Fig. 3: Zone of inhibitions showed by agar well diffusion method. (a)Untreated extract(UTE); (B) Microwaved extract (MWE);(c)Boiled extract(BE);(d)UTE,MWE,BE at higher concentration


It was observed that the mode of heat processing is very important factor in retention or degradation of ascorbic acid or vitamin-C present in the dried amla pulp. The result showed that boiling or water blanching at higher temperatures for 5 min decreases the Vitamin-C content of the sample. The microwave assisted methods are always very advantageous for nutrient extraction [10]. The amount of Vitamin-C was also retained in microwaved assisted processing as compared to blanching or boiling. This present study justified that boiling destroys vitamin-C and thus showed a minimum zone of inhibitions. Whereas the normal untreated amla aqueous extract with higher active vitamin-C content (chemically estimated by DCPIP method) showed a maximum zone of inhibition due to the potent antimicrobial activity of the Vitamin-C.

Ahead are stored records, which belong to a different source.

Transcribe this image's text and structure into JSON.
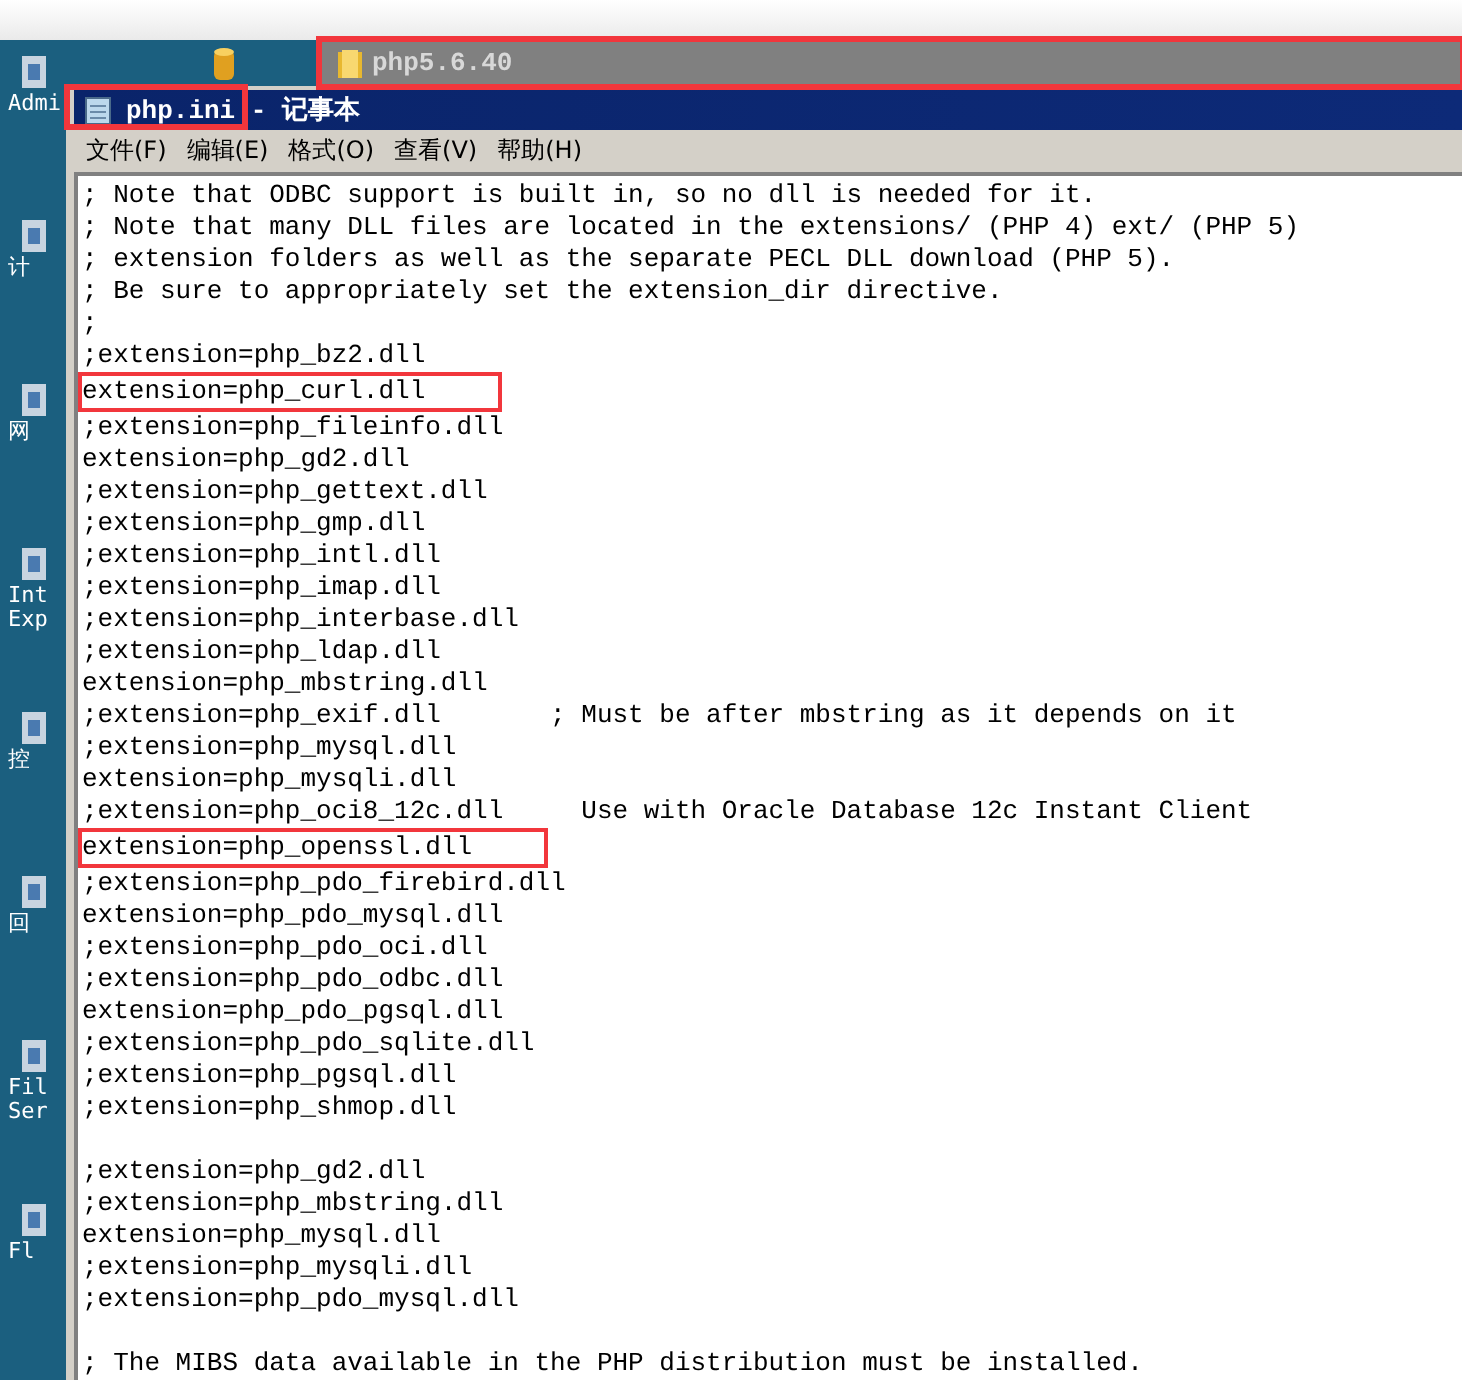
{
  "desktop": {
    "icons": [
      {
        "label": "Admi"
      },
      {
        "label": "计"
      },
      {
        "label": "网"
      },
      {
        "label": "Int Exp"
      },
      {
        "label": "控"
      },
      {
        "label": "回"
      },
      {
        "label": "Fil Ser"
      },
      {
        "label": "Fl"
      }
    ]
  },
  "folder_window": {
    "title": "php5.6.40",
    "highlighted": true
  },
  "window": {
    "title": "php.ini - 记事本",
    "title_highlighted": true
  },
  "menu": [
    "文件(F)",
    "编辑(E)",
    "格式(O)",
    "查看(V)",
    "帮助(H)"
  ],
  "lines": [
    {
      "kind": "code",
      "text": "; Note that ODBC support is built in, so no dll is needed for it.",
      "highlighted": false
    },
    {
      "kind": "code",
      "text": "; Note that many DLL files are located in the extensions/ (PHP 4) ext/ (PHP 5)",
      "highlighted": false
    },
    {
      "kind": "code",
      "text": "; extension folders as well as the separate PECL DLL download (PHP 5).",
      "highlighted": false
    },
    {
      "kind": "code",
      "text": "; Be sure to appropriately set the extension_dir directive.",
      "highlighted": false
    },
    {
      "kind": "code",
      "text": ";",
      "highlighted": false
    },
    {
      "kind": "code",
      "text": ";extension=php_bz2.dll",
      "highlighted": false
    },
    {
      "kind": "code",
      "text": "extension=php_curl.dll",
      "highlighted": true
    },
    {
      "kind": "code",
      "text": ";extension=php_fileinfo.dll",
      "highlighted": false
    },
    {
      "kind": "code",
      "text": "extension=php_gd2.dll",
      "highlighted": false
    },
    {
      "kind": "code",
      "text": ";extension=php_gettext.dll",
      "highlighted": false
    },
    {
      "kind": "code",
      "text": ";extension=php_gmp.dll",
      "highlighted": false
    },
    {
      "kind": "code",
      "text": ";extension=php_intl.dll",
      "highlighted": false
    },
    {
      "kind": "code",
      "text": ";extension=php_imap.dll",
      "highlighted": false
    },
    {
      "kind": "code",
      "text": ";extension=php_interbase.dll",
      "highlighted": false
    },
    {
      "kind": "code",
      "text": ";extension=php_ldap.dll",
      "highlighted": false
    },
    {
      "kind": "code",
      "text": "extension=php_mbstring.dll",
      "highlighted": false
    },
    {
      "kind": "code",
      "text": ";extension=php_exif.dll       ; Must be after mbstring as it depends on it",
      "highlighted": false
    },
    {
      "kind": "code",
      "text": ";extension=php_mysql.dll",
      "highlighted": false
    },
    {
      "kind": "code",
      "text": "extension=php_mysqli.dll",
      "highlighted": false
    },
    {
      "kind": "code",
      "text": ";extension=php_oci8_12c.dll     Use with Oracle Database 12c Instant Client",
      "highlighted": false
    },
    {
      "kind": "code",
      "text": "extension=php_openssl.dll",
      "highlighted": true
    },
    {
      "kind": "code",
      "text": ";extension=php_pdo_firebird.dll",
      "highlighted": false
    },
    {
      "kind": "code",
      "text": "extension=php_pdo_mysql.dll",
      "highlighted": false
    },
    {
      "kind": "code",
      "text": ";extension=php_pdo_oci.dll",
      "highlighted": false
    },
    {
      "kind": "code",
      "text": ";extension=php_pdo_odbc.dll",
      "highlighted": false
    },
    {
      "kind": "code",
      "text": "extension=php_pdo_pgsql.dll",
      "highlighted": false
    },
    {
      "kind": "code",
      "text": ";extension=php_pdo_sqlite.dll",
      "highlighted": false
    },
    {
      "kind": "code",
      "text": ";extension=php_pgsql.dll",
      "highlighted": false
    },
    {
      "kind": "code",
      "text": ";extension=php_shmop.dll",
      "highlighted": false
    },
    {
      "kind": "blank"
    },
    {
      "kind": "code",
      "text": ";extension=php_gd2.dll",
      "highlighted": false
    },
    {
      "kind": "code",
      "text": ";extension=php_mbstring.dll",
      "highlighted": false
    },
    {
      "kind": "code",
      "text": "extension=php_mysql.dll",
      "highlighted": false
    },
    {
      "kind": "code",
      "text": ";extension=php_mysqli.dll",
      "highlighted": false
    },
    {
      "kind": "code",
      "text": ";extension=php_pdo_mysql.dll",
      "highlighted": false
    },
    {
      "kind": "blank"
    },
    {
      "kind": "code",
      "text": "; The MIBS data available in the PHP distribution must be installed.",
      "highlighted": false
    }
  ]
}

Vitamin-C is a potent antimicrobial agent. The present study focussed on the effect of Vitamin-C in the growth pattern of E. coli. The amount of vitamin-C estimated by DCPIP method was maximum in untreated (UTE)which was found comparable in microwaved (MWE) extract and minimum in boiled (BE) dried amla pulp extract. The antimicrobial efficacy of the test extracts against E. coli was found to be highest for UTE due to the presence of active vitamin; reduced remarkably for BE due to boiling of the extract; moderately reduced due to microwave-assisted processing of the amla extract. The work concluded that the decrease or degradation of bioactive vitamin-C content in amla extract due to heat processing also decreases the zone of inhibitions and increases the growth rate of the bacteria (E. coli). The study also may emphasize on the fact that the antimicrobial effect of the vitamin-C decreases on increasing the temperature and also varies with different modes of heat processing. The present study was in agreement with the work reported by Rumm-Kreuter and Demmel [11]. This investigation could open new insights to develop novel scientific strategies for cooking to restore such water-soluble and temperature-sensitive nutrients present in the foods for maximum health benefits.


The authors acknowledge the Director and Vice-Principal of the Institute of Genetic Engineering (IGE) for funding and affiliation. We are also thankful to other laboratory members of IGE for their enthusiastic participation in the present work.




All the authors have contributed equally.


The authors report no conflicts of interest in this work.